After a few minutes, she sat down again and turned back to Will, drew a deep breath and smiled.
“It’s all real, my dearest friend. The good and the bad, the bitter and the sweet, it’s all real. And because God is real, Laura will know that in a deeper way, too, someday. Someday we’ll know, at least I think we will, the purpose for all this suffering, but for right now, we know Whose we are, and whatever knothole we’re being pulled through, He’s with us. He has been with us in the past, and He is now, and that is enough.”
She looked at her husband; his beloved, tired face turned to her, love emanating from every crease, and thanked God for this moment.
“And if Laura comes downstairs determined to search for Austin?” he asked.
“I’d like to go with her. Oh, I know it’s an insane idea. Undignified.”
She laughed at Will’s puzzled look. “Dignified! Can you imagine? At a time like this, Suellen said we were both too dignified. Well, I’m determined to go on this crazy trip with Laura, and show her how undignified I can be.”
He stood then, next to her chair, and pressed her head against his side. “What a wife He gave me! I think I knew that’s what you were going to say. David and I will stay here at “central command” and keep trying everything we know how to do. We’ll take good care of the little girls. It will probably do them good, too, to be away from all the ‘feelings’.” He winked at her when he said ‘feelings’ and then stepped back, leaned over, and taking her face in both of his hands, kissed her on her forehead.
“Will, how have you put up with this pretentious old broad all these years?”
He just smiled. “I suppose it’s crazy to let you go. We men ought to do this. But somehow I feel you and your daughter’s hearts will lead you. And whatever you find, or don’t find, stay in touch, and after a couple of days, we’ll drive there to meet you.”
He shook his head, not believing what he had just said. “Mother and daughter detective team, right, Glory-girl? And I’ll be your loyal house-husband, making sure you have enough money for gas and food along the way.”
“And bribes, don’t forget!”
He stifled a laugh. David and Laura had come back downstairs and from the atmosphere they brought with them, they probably wouldn’t have appreciated the humor.
Laura, obviously dressed for traveling, set her overnight bag at the bottom of the stairs.
“I’m going. David finally agreed to it, and he says he’ll take care of the girls. I didn’t want the two of you to have the work and responsibility of caring for them.” The angle of her chin served as a warning against any opposing comments.
“Your mother is going with you, honey, and I think you should take my Mountaineer. Its four-wheel drive might come in handy up in those hills.”

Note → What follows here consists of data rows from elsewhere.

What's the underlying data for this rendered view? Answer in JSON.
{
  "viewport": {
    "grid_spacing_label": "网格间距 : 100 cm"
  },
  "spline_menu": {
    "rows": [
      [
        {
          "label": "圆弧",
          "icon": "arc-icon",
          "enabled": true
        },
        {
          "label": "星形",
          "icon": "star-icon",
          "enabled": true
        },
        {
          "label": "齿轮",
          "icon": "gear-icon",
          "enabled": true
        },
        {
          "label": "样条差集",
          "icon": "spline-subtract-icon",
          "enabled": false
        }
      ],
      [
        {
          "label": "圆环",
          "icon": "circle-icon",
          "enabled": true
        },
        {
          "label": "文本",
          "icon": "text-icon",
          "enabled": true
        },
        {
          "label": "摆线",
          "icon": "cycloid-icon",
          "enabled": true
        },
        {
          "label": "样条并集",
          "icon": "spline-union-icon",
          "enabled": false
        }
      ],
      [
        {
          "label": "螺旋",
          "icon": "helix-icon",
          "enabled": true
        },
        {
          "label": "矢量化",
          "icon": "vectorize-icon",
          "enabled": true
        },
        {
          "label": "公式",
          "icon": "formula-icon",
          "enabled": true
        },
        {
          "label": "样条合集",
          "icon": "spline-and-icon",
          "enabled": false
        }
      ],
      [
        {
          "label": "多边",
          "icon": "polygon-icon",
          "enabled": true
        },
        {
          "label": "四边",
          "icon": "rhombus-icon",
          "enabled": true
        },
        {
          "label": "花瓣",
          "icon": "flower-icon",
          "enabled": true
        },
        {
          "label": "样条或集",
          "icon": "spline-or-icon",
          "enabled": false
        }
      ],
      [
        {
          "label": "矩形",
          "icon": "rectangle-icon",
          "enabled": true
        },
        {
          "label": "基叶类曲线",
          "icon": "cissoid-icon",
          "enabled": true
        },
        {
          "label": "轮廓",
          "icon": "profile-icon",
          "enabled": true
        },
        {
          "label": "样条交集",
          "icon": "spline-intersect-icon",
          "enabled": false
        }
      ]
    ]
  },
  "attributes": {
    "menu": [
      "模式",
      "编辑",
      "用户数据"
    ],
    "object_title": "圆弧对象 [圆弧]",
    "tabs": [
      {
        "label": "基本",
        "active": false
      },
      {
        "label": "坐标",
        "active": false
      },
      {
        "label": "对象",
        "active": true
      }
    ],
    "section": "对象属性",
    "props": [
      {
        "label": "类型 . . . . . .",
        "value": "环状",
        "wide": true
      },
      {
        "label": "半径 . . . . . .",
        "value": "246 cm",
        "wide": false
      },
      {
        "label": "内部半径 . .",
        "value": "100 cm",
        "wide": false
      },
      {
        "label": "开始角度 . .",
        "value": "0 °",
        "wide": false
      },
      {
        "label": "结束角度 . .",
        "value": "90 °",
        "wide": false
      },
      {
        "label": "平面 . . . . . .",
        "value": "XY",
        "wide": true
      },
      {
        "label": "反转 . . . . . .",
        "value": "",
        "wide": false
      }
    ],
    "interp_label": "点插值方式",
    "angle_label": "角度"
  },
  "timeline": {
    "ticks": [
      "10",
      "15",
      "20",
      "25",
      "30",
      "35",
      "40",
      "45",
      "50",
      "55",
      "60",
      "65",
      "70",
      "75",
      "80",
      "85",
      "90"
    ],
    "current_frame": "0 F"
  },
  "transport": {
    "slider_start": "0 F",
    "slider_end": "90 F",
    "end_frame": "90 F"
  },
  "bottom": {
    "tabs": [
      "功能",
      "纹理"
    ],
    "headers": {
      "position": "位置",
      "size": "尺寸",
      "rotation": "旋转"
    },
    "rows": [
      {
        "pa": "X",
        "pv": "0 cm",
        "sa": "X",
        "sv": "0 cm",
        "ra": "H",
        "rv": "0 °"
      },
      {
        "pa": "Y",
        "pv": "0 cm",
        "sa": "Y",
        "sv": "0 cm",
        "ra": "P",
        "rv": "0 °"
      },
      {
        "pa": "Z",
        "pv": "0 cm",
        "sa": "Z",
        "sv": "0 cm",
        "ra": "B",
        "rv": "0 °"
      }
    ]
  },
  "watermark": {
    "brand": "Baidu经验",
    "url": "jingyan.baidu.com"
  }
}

“Are you making fun of me?” Laura narrowed her eyes at her father.
“No, Laura. I really do want to go with you, if I may,” Gloria said. “Your dad agrees, and he’ll help David with the babies. I have just one request.”
Laura and David rolled their eyes, but Gloria continued calmly. “Let’s not go until tomorrow morning. Please come with me to the prayer meeting at the Kelly’s house this evening. We’ll pray for Austin, and for Will and David here with the girls, for our trip, and that God will show us where to go.”
She took a deep breath. “We could also pray for this Jake who might be the man Austin is with.”
Gloria started out bravely enough, but this last she mumbled through quickly, with her back to the rest of them.
Laura must have heard it, though. “Okay, fine. We’ll all sleep tonight, I hope, and then we’ll leave first thing tomorrow morning. And I’ll pray for the trucker all right. He’d better be ready to meet God if I get my hands on him!”